Additionally, since the sweep pass touches almost all RAM in the
process, they tend to be very power inefficient (leading to reduced
battery life)."
 
Read more here:
 
https://lists.swift.org/pipermail/swift-evolution/Week-of-Mon-20160208/009422.html
 
Here is Chris Lattner's Homepage:
 
http://nondot.org/sabre/
 
And here is Chris Lattner's resume:
 
http://nondot.org/sabre/Resume.html#Tesla
 
 
This why i have invented the following scalable algorithm and its
implementation that makes Delphi and FreePascal more powerful:
 
My invention that is my scalable reference counting with efficient support for weak references version 1.37 is here..
 
Here i am again, i have just updated my scalable reference counting with efficient support for weak references to version 1.37, I have just added a TAMInterfacedPersistent that is a scalable reference counted version, and now i think i have just made it complete and powerful.
 
Because I have just read the following web page:
 
https://www.codeproject.com/Articles/1252175/Fixing-Delphis-Interface-Limitations
 
But i don't agree with the writting of the guy of the above web page, because i think you have to understand the "spirit" of Delphi, here is why:
 
A component is supposed to be owned and destroyed by something else, "typically" a form (and "typically" means in english: in "most" cases, and this is the most important thing to understand). In that scenario, reference count is not used.
 
If you pass a component as an interface reference, it would be very unfortunate if it was destroyed when the method returns.
 
Therefore, reference counting in TComponent has been removed.
 
Also because i have just added TAMInterfacedPersistent to my invention.
 
To use scalable reference counting with Delphi and FreePascal, just replace TInterfacedObject with my TAMInterfacedObject that is the scalable reference counted version, and just replace TInterfacedPersistent with my TAMInterfacedPersistent that is the scalable reference counted version, and you will find both my TAMInterfacedObject and my TAMInterfacedPersistent inside the AMInterfacedObject.pas file, and to know how to use weak references please take a look at the demo that i have included called example.dpr and look inside my zip file at the tutorial about weak references, and to know how to use delegation take a look at the demo that i have included called test_delegation.pas, and take a look inside my zip file at the tutorial about delegation that learns you how to use delegation.
 
I think my Scalable reference counting with efficient support for weak references is stable and fast, and it works on both Windows and Linux, and my scalable reference counting scales on multicore and NUMA systems,
and you will not find it in C++ or Rust, and i don't think you will find it anywhere, and you have to know that this invention of mine solves
the problem of dangling pointers and it solves the problem of memory leaks and my scalable reference counting is "scalable".
 
And please read the readme file inside the zip file that i have just extended to make you understand more.
 
You can download my new scalable reference counting with efficient support for weak references version 1.37 from:
 
https://sites.google.com/site/scalable68/scalable-reference-counting-with-efficient-support-for-weak-references
 
 
Thank you,
Amine Moulay Ramdane.
aminer68@gmail.com: Dec 04 12:33PM -0800

Hello,
 
 
More about Energy efficiency..
 
You have to be aware that parallelization of the software
can lower power consumption, and here is the formula
that permits you to calculate the power consumption of
"parallel" software programs:
 
Power consumption of the total cores = (The number of cores) * ( 1/(Parallel speedup))^3) * (Power consumption of the single core).
 
 
Also read the following about energy efficiency:
 
Energy efficiency isn't just a hardware problem.
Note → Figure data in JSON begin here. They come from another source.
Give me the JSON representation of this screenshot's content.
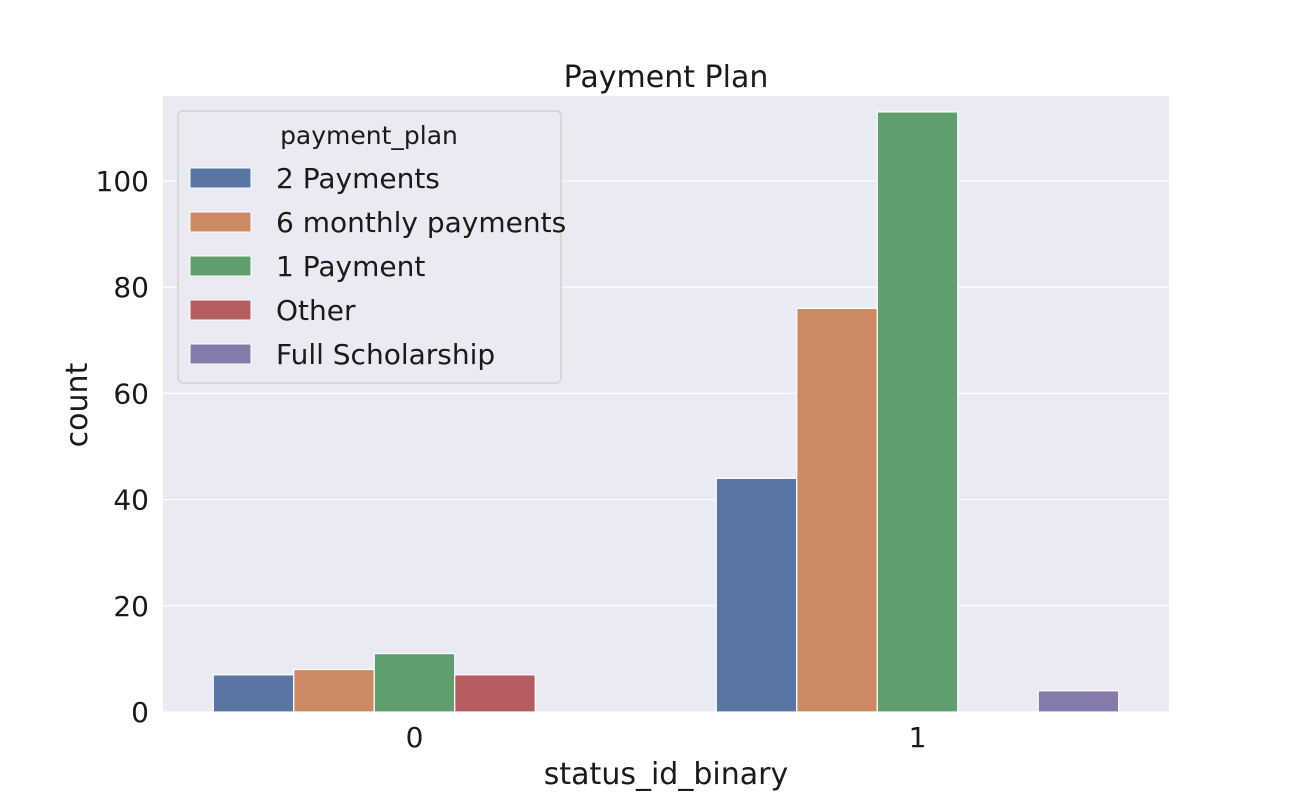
{
  "chart_data": {
    "type": "bar",
    "title": "Payment Plan",
    "xlabel": "status_id_binary",
    "ylabel": "count",
    "categories": [
      "0",
      "1"
    ],
    "ylim": [
      0,
      116
    ],
    "yticks": [
      0,
      20,
      40,
      60,
      80,
      100
    ],
    "grid": true,
    "legend": {
      "title": "payment_plan",
      "placement": "top-left"
    },
    "series": [
      {
        "name": "2 Payments",
        "color": "#5875a4",
        "values": [
          7,
          44
        ]
      },
      {
        "name": "6 monthly payments",
        "color": "#cc8963",
        "values": [
          8,
          76
        ]
      },
      {
        "name": "1 Payment",
        "color": "#5f9e6e",
        "values": [
          11,
          113
        ]
      },
      {
        "name": "Other",
        "color": "#b55d60",
        "values": [
          7,
          null
        ]
      },
      {
        "name": "Full Scholarship",
        "color": "#857aab",
        "values": [
          null,
          4
        ]
      }
    ],
    "colors": {
      "plot_background": "#eaeaf2",
      "gridline": "#ffffff",
      "legend_background": "#eaeaf2",
      "legend_border": "#cccccc"
    }
  }
}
Your programming
language choices can have serious effects on the efficiency of your
energy consumption. We dive deep into what makes a programming language
energy efficient.
 
As the researchers discovered, the CPU-based energy consumption always
represents the majority of the energy consumed.
 
What Pereira et. al. found wasn't entirely surprising: speed does not
always equate energy efficiency. Compiled languages like C, C++, Rust,
and Ada ranked as some of the most energy efficient languages out there,
and Java and FreePascal are also good at Energy efficiency.
 
Read more here:
 
https://jaxenter.com/energy-efficient-programming-languages-137264.html
 
RAM is still expensive and slow, relative to CPUs
 
And "memory" usage efficiency is important for mobile devices.
 
So Delphi and FreePascal compilers are also still "useful" for mobile
devices, because Delphi and FreePascal are good if you are considering
time and memory or energy and memory, and the following pascal benchmark
was done with FreePascal, and the benchmark shows that C, Go and Pascal
do rather better if you're considering languages based on time and
memory or energy and memory.
 
Read again here to notice it:
 
https://jaxenter.com/energy-efficient-programming-languages-137264.html
 
 
 
Thank you,
Amine Moulay Ramdane.
aminer68@gmail.com: Dec 04 12:32PM -0800

Hello,
 
 
Here is another problem with ARM processors..
 
 
About SC and TSO and RMO hardware memory models..
 
I have just read the following webpage about the performance difference
between: SC and TSO and RMO hardware memory models
 
I think TSO is better, it is just around 3% ~ 6% less performance
than RMO and it is a simpler programming model than RMO. So i think ARM
must support TSO to be compatible with x86 that is TSO.
 
Read more here to notice it:
 
https://infoscience.epfl.ch/record/201695/files/CS471_proj_slides_Tao_Marc_2011_1222_1.pdf
 
About memory models and sequential consistency:
 
As you have noticed i am working with x86 architecture..
 
Even though x86 gives up on sequential consistency, it's among the most
well-behaved architectures in terms of the crazy behaviors it allows.
Most other architectures implement even weaker memory models.
 
ARM memory model is notoriously underspecified, but is essentially a
form of weak ordering, which provides very few guarantees. Weak ordering
allows almost any operation to be reordered, which enables a variety of
hardware optimizations but is also a nightmare to program at the lowest
levels.
 
Read more here:
 
https://homes.cs.washington.edu/~bornholt/post/memory-models.html
 
 
Memory Models: x86 is TSO, TSO is Good
 
Essentially, the conclusion is that x86 in practice implements the old
SPARC TSO memory model.
 
The big take-away from the talk for me is that it confirms the
observation made may times before that SPARC TSO seems to be the optimal
memory model. It is sufficiently understandable that programmers can
write correct code without having barriers everywhere. It is
sufficiently weak that you can build fast hardware implementation that
can scale to big machines.
 
Read more here:
 
https://jakob.engbloms.se/archives/1435
 
 
Thank you,
Amine Moulay Ramdane.
aminer68@gmail.com: Dec 04 12:17PM -0800

Hello,
 
 
I have just posted few posts about my political philosophy,
it was my last post about my political philosophy.
 
 
 
Thank you,
Amine Moulay Ramdane.
aminer68@gmail.com: Dec 04 08:14AM -0800

Hello,
 
 
Seagate's Mach.2 Technology Doubles HDD Performance, Microsoft Jumps Aboard
 
Read more here:
 
https://www.tomshardware.com/news/seagates-mach2-technology-doubles-hdd-performance-microsoft-jumps-aboard
 
 
Thank you,
Amine Moulay Ramdane.
You received this digest because you're subscribed to updates for this group. You can change your settings on the group membership page.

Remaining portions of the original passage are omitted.